Mississippi Governor Phil Bryant held a press conference this morning at the Mississippi Emergency Management Agency (MEMA) headquarters in Pearl, Mississippi, to address the public about storm and tornado damage from the past five days.
The Federal Emergency Management Agency (FEMA) will arrive in Mississippi today to assess the damage that was done around Mississippi.
“Immediately after the storm, a search and rescue began. It lasted until December 26, when the last two victims were found,” Gov. Bryant said.
The governor said that over 50 Mississippians were injured and 10 lives were lost after a string of violent storms and tornadoes ripped through North, Central and parts of South Mississippi over the Christmas holidays. So far, a count of 463 homes were damaged due to the storm system.
According to Gov. Bryant, if the need of assistance bypasses MEMA’s funds, he will ask the President of the United States to declare a national emergency to receive further assistance from the Federal government.
“If it reaches the thresh hold of individual assistance, which we believe it will, then I will be urging the President of the United States to declare a national emergency,” Gov. Bryant said.
FEMA’s debris removal and demolition is reserved for “the clearance, removal and/or disposal of items such as trees, sand, gravel, building components, wreckage, vehicles and personal property.”
The Gov. said he will know more after FEMA starts accessing the damage today. He will be in the effected areas tomorrow with FEMA.
Mississippi River Flood Concerns
Among weather and damage concerns, the storm system, which traveled through multiple states, leaves river crests high and likely to flood beginning in January.
“For future flooding, we are looking at the cresting of river stages at Greenville, Vicksburg and Natchez to crest on January 16,” Gov. Bryant said.
According to a river stage advisor, Mississippians should expect moderate to major flooding. The crest from Memphis to the mouth of the Arkansas River are expected to be higher than the April flood of 2008, which was 37.75 feet in Memphis. In 2011, the crest was at 48.03 feet in Memphis.
It is important to note that the flood stage is 34 feet in Memphis, and the current stage is at 25.53 feet. According to the map, from the National Weather Service, it is forecast to rise to 34.3 feet by January 1, in Memphis.
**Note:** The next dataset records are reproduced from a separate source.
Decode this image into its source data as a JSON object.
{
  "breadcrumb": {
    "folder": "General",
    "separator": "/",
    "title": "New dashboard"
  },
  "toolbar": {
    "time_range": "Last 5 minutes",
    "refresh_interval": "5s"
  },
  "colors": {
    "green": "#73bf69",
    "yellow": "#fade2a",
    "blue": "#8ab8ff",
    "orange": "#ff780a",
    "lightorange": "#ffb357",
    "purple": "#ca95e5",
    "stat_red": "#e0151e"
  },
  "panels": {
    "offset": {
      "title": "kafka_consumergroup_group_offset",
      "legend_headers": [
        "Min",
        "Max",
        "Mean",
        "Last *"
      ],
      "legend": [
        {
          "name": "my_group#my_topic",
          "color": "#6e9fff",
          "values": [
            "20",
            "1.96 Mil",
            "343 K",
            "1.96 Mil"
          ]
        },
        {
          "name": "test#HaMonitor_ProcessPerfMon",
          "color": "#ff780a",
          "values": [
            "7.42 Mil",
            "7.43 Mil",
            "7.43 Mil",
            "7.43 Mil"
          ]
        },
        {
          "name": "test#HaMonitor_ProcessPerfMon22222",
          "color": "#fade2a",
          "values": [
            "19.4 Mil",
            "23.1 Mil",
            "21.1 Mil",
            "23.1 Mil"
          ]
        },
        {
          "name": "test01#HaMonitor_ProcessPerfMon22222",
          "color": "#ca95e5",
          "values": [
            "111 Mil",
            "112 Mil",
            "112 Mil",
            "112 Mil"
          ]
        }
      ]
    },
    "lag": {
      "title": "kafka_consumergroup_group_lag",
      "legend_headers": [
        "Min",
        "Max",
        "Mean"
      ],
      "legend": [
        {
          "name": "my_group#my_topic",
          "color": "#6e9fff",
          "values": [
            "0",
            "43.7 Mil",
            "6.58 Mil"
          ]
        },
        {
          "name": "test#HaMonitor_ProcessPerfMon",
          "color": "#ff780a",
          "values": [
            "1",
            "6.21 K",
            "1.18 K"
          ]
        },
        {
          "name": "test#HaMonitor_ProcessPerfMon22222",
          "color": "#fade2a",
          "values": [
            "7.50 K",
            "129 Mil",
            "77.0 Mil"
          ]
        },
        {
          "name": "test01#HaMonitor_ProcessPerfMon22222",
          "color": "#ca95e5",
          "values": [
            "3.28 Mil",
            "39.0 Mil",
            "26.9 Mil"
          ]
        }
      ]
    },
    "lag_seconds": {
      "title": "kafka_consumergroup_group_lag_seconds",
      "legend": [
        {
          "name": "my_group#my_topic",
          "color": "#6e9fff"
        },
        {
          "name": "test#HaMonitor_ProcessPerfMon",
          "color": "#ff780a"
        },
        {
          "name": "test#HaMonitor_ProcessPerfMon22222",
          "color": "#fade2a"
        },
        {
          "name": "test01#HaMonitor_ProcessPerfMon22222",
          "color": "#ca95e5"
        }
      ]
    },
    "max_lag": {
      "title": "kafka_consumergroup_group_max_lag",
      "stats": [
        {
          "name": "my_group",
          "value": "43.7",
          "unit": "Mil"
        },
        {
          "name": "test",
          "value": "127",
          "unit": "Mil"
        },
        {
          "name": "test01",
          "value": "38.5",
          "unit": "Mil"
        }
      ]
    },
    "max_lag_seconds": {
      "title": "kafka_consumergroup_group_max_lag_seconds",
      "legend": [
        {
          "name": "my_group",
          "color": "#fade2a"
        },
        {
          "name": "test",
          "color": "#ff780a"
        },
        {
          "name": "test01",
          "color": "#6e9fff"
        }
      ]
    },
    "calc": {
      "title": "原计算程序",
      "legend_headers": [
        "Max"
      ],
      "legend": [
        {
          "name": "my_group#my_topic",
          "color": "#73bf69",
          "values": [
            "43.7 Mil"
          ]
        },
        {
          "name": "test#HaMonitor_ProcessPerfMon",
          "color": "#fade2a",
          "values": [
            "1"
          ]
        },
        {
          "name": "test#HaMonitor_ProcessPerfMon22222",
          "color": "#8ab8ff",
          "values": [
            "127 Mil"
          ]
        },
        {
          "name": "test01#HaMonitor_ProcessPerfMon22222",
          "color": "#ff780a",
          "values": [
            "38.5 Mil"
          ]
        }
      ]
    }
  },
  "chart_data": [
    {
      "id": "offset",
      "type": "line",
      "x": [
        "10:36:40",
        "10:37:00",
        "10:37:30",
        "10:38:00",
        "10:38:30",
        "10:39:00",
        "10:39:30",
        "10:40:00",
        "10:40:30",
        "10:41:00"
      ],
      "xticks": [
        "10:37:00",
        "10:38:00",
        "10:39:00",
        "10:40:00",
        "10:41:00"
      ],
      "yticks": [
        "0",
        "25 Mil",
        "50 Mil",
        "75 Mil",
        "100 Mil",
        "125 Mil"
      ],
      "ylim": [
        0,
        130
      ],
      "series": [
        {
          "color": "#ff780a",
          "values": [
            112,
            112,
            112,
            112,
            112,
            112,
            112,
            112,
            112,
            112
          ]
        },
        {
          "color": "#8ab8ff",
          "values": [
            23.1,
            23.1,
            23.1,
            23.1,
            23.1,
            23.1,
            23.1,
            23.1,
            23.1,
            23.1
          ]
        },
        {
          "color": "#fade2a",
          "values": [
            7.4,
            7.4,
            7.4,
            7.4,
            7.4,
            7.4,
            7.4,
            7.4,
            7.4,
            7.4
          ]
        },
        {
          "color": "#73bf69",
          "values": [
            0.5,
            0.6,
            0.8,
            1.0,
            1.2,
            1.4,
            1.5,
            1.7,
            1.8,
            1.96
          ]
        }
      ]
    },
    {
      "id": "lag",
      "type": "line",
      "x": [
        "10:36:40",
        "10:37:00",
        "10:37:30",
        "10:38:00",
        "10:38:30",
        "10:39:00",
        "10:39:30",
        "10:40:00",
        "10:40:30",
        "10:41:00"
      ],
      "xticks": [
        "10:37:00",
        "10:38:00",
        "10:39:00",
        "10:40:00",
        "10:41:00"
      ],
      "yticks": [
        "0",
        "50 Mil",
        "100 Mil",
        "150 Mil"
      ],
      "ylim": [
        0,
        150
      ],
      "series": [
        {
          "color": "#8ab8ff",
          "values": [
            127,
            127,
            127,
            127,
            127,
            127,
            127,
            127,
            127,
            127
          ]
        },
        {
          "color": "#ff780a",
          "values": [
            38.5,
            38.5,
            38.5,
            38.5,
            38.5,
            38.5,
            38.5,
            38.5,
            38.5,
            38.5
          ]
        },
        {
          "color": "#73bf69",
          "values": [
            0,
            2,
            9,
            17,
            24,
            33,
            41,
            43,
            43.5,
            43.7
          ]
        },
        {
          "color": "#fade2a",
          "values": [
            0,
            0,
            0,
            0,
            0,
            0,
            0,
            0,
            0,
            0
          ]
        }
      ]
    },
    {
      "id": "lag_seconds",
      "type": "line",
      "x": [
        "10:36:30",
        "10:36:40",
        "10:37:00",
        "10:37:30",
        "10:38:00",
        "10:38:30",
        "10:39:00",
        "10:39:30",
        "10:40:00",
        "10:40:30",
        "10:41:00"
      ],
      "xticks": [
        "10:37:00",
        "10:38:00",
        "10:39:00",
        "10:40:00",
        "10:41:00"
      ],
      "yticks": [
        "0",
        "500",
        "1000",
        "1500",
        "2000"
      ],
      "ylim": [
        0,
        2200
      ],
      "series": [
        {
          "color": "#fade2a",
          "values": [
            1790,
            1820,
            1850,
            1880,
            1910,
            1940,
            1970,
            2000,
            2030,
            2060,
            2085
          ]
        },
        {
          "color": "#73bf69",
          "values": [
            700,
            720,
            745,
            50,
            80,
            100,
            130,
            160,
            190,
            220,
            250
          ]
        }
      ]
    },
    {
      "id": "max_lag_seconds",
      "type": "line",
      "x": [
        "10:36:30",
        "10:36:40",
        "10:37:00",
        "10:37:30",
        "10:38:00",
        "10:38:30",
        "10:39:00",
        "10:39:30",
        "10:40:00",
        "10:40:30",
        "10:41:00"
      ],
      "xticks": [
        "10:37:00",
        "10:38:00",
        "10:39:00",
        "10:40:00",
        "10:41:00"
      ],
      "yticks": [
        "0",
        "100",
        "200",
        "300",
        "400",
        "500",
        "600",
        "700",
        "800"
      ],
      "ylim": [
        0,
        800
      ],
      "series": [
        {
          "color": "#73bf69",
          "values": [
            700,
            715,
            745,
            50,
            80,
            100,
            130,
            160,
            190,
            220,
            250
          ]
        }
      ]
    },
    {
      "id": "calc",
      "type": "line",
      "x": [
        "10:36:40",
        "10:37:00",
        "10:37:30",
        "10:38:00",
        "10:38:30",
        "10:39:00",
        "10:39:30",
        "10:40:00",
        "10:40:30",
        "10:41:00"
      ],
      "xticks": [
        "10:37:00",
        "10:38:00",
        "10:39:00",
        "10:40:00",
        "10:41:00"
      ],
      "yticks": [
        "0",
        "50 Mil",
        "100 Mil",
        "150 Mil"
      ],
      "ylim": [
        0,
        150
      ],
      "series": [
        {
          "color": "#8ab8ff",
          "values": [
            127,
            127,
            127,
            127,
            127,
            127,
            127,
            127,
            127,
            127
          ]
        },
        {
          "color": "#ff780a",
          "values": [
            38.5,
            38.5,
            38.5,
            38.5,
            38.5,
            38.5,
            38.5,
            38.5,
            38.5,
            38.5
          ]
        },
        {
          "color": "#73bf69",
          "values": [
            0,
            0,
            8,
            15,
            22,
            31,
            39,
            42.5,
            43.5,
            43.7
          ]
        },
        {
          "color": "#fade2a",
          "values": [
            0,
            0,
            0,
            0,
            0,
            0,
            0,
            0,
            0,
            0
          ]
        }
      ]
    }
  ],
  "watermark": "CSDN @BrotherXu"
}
“Casinos will be affected, those living inside the levee systems, unprotected areas in the Vicksburg area, areas North of Yazoo River and problems just North and South of Natchez,” a flood advisor said at the press conference. “Most of the flooding in our lower areas will be from Jan. ninth to the eighteenth.”
Depending on other storm systems, the crest forecast could change. The governor urges Mississippians that might be affected by flooding to take proper precautions. Whether it is your home, hunting camps or other equipment inside the levee or flood areas, it is important to prepare to self-evacuation now.
“If they (homes and areas) flooded in 2008 and 2011, more than likely, they’ll flood again,” Gov. Bryant said.
Gov. Bryant also thanks the volunteers that are helping with the storm damage cleanup. He request that no one “self-deploy” to help in effected areas, but to volunteer through MSDisasterResponse.org.